We try to go for walks every day to offset the serendipitous gluttony.  Yesterday, Saturday, we couldn't because there was a blizzard.  On Friday, Jean-Charles Gibet the butcher, known to ourselves as Charlie Giblet, was to be seen dispensing viandes to our neighbours.
 



He has an impressive set of chains on his wheels, which I would have liked to take a 'gear and tackle' type photo of, but on our approach we had to embark on a round of greeting and wishing of a good-New-Year-and-good-health-above-all, so I missed my opportunity. 

A few people, with and without chained wheels, are cautiously driving about.  Seeing them makes Tom restless 'They're getting about...' he frets.  I have so far convinced him that affronted pride is not enough reason to risk himself or the car, that we are fine here, that there is really no justification for going anywhere other than on foot.  The roads are patchy and untreated, save where a tractor with a shovel has scraped them in places; conditions aren't really safe yet.  D and J made a foray the other day from Henon, a bigger village with gritted roads, lower than us and nearer the coast, intending to go to Lamballe, but even in their ancient but very sturdy Subaru estate with 4-wheel drive, found the going too treacherous, and stopped closer to hand, (where they procured some milk for us, but then neither they nor we want to risk venturing through the back hills to hand it over).

But I'm afflicted with the same two-mindedness, as next week and my own commitments, some of them already postponed, approach.  Neither I nor my car are well-suited to difficult driving conditions, especially with dark early starts, and I'm not convinced that anything I have to do is important enough to take the risk, and certainly won't earn enough to pay a car repair bill, but I also can't help the feeling that I'm being a shiftless wimp.  From that point of view, this is becoming slightly less fun.

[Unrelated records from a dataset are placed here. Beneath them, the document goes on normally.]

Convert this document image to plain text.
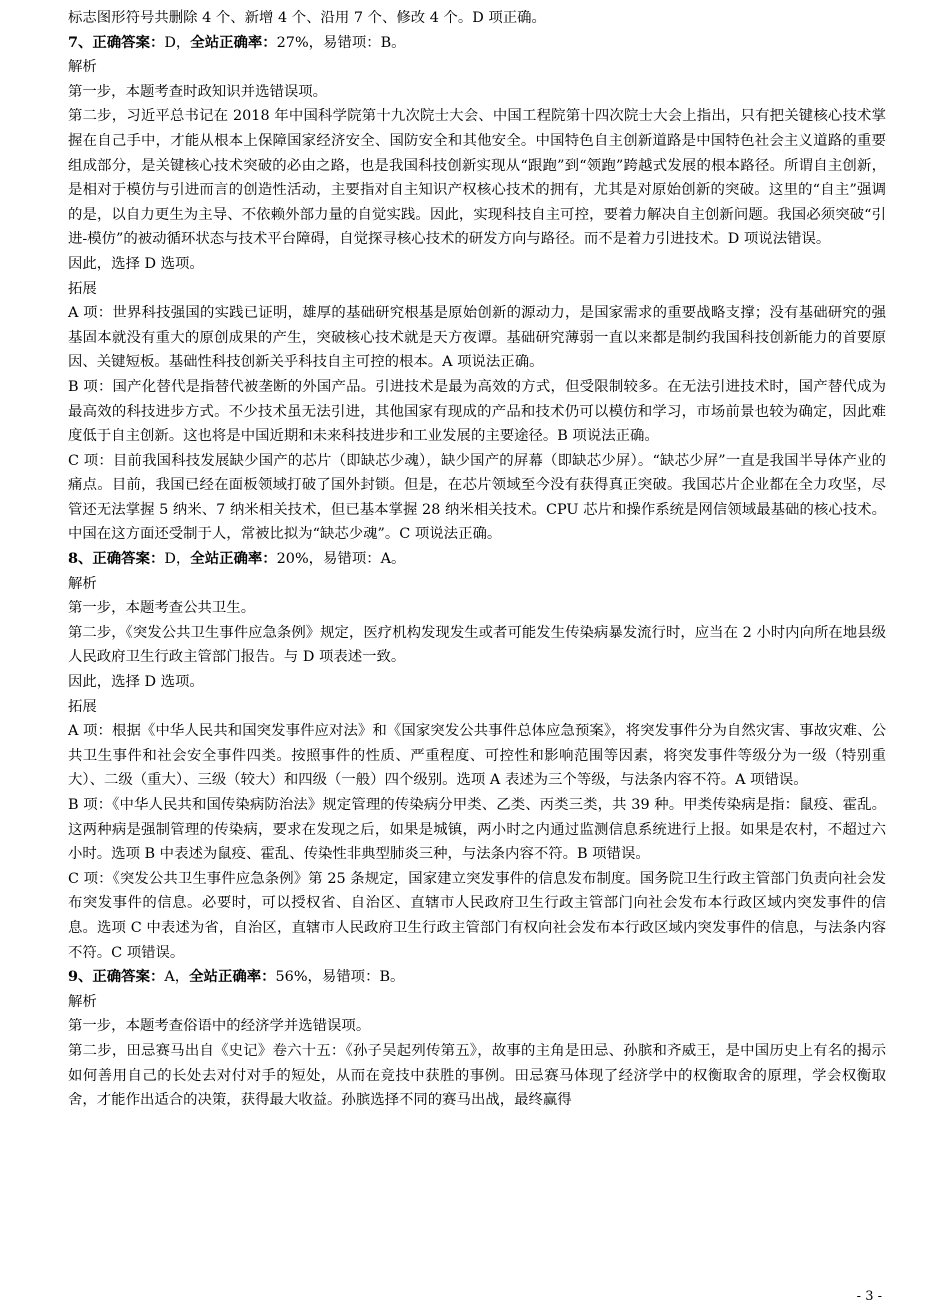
标志图形符号共删除 4 个、新增 4 个、沿用 7 个、修改 4 个。D 项正确。

7、正确答案：D，全站正确率：27%，易错项：B。

解析

第一步，本题考查时政知识并选错误项。

第二步，习近平总书记在 2018 年中国科学院第十九次院士大会、中国工程院第十四次院士大会上指出，只有把关键核心技术掌握在自己手中，才能从根本上保障国家经济安全、国防安全和其他安全。中国特色自主创新道路是中国特色社会主义道路的重要组成部分，是关键核心技术突破的必由之路，也是我国科技创新实现从“跟跑”到“领跑”跨越式发展的根本路径。所谓自主创新，是相对于模仿与引进而言的创造性活动，主要指对自主知识产权核心技术的拥有，尤其是对原始创新的突破。这里的“自主”强调的是，以自力更生为主导、不依赖外部力量的自觉实践。因此，实现科技自主可控，要着力解决自主创新问题。我国必须突破“引进-模仿”的被动循环状态与技术平台障碍，自觉探寻核心技术的研发方向与路径。而不是着力引进技术。D 项说法错误。

因此，选择 D 选项。

拓展

A 项：世界科技强国的实践已证明，雄厚的基础研究根基是原始创新的源动力，是国家需求的重要战略支撑；没有基础研究的强基固本就没有重大的原创成果的产生，突破核心技术就是天方夜谭。基础研究薄弱一直以来都是制约我国科技创新能力的首要原因、关键短板。基础性科技创新关乎科技自主可控的根本。A 项说法正确。

B 项：国产化替代是指替代被垄断的外国产品。引进技术是最为高效的方式，但受限制较多。在无法引进技术时，国产替代成为最高效的科技进步方式。不少技术虽无法引进，其他国家有现成的产品和技术仍可以模仿和学习，市场前景也较为确定，因此难度低于自主创新。这也将是中国近期和未来科技进步和工业发展的主要途径。B 项说法正确。

C 项：目前我国科技发展缺少国产的芯片（即缺芯少魂），缺少国产的屏幕（即缺芯少屏）。“缺芯少屏”一直是我国半导体产业的痛点。目前，我国已经在面板领域打破了国外封锁。但是，在芯片领域至今没有获得真正突破。我国芯片企业都在全力攻坚，尽管还无法掌握 5 纳米、7 纳米相关技术，但已基本掌握 28 纳米相关技术。CPU 芯片和操作系统是网信领域最基础的核心技术。中国在这方面还受制于人，常被比拟为“缺芯少魂”。C 项说法正确。

8、正确答案：D，全站正确率：20%，易错项：A。

解析

第一步，本题考查公共卫生。

第二步，《突发公共卫生事件应急条例》规定，医疗机构发现发生或者可能发生传染病暴发流行时，应当在 2 小时内向所在地县级人民政府卫生行政主管部门报告。与 D 项表述一致。

因此，选择 D 选项。

拓展

A 项：根据《中华人民共和国突发事件应对法》和《国家突发公共事件总体应急预案》，将突发事件分为自然灾害、事故灾难、公共卫生事件和社会安全事件四类。按照事件的性质、严重程度、可控性和影响范围等因素，将突发事件等级分为一级（特别重大）、二级（重大）、三级（较大）和四级（一般）四个级别。选项 A 表述为三个等级，与法条内容不符。A 项错误。

B 项：《中华人民共和国传染病防治法》规定管理的传染病分甲类、乙类、丙类三类，共 39 种。甲类传染病是指：鼠疫、霍乱。这两种病是强制管理的传染病，要求在发现之后，如果是城镇，两小时之内通过监测信息系统进行上报。如果是农村，不超过六小时。选项 B 中表述为鼠疫、霍乱、传染性非典型肺炎三种，与法条内容不符。B 项错误。

C 项：《突发公共卫生事件应急条例》第 25 条规定，国家建立突发事件的信息发布制度。国务院卫生行政主管部门负责向社会发布突发事件的信息。必要时，可以授权省、自治区、直辖市人民政府卫生行政主管部门向社会发布本行政区域内突发事件的信息。选项 C 中表述为省，自治区，直辖市人民政府卫生行政主管部门有权向社会发布本行政区域内突发事件的信息，与法条内容不符。C 项错误。

9、正确答案：A，全站正确率：56%，易错项：B。

解析

第一步，本题考查俗语中的经济学并选错误项。

第二步，田忌赛马出自《史记》卷六十五：《孙子吴起列传第五》，故事的主角是田忌、孙膑和齐威王，是中国历史上有名的揭示如何善用自己的长处去对付对手的短处，从而在竞技中获胜的事例。田忌赛马体现了经济学中的权衡取舍的原理，学会权衡取舍，才能作出适合的决策，获得最大收益。孙膑选择不同的赛马出战，最终赢得

- 3 -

Nevertheless, I'm appreciative: that I'm warm and healthy,

 

that thanks to Tom wrestling over the years with enormous quantities of glass wool and polystyrene, we probably have the best insulated roof in the village,






that I'm still finding it all very pretty,



that the Christmas cactus continues to flower, and that I've got so much stored up stuff to live on, in the cupboards and in my head, and I don't mind falling back on it.  I'll sort the rest out as it comes.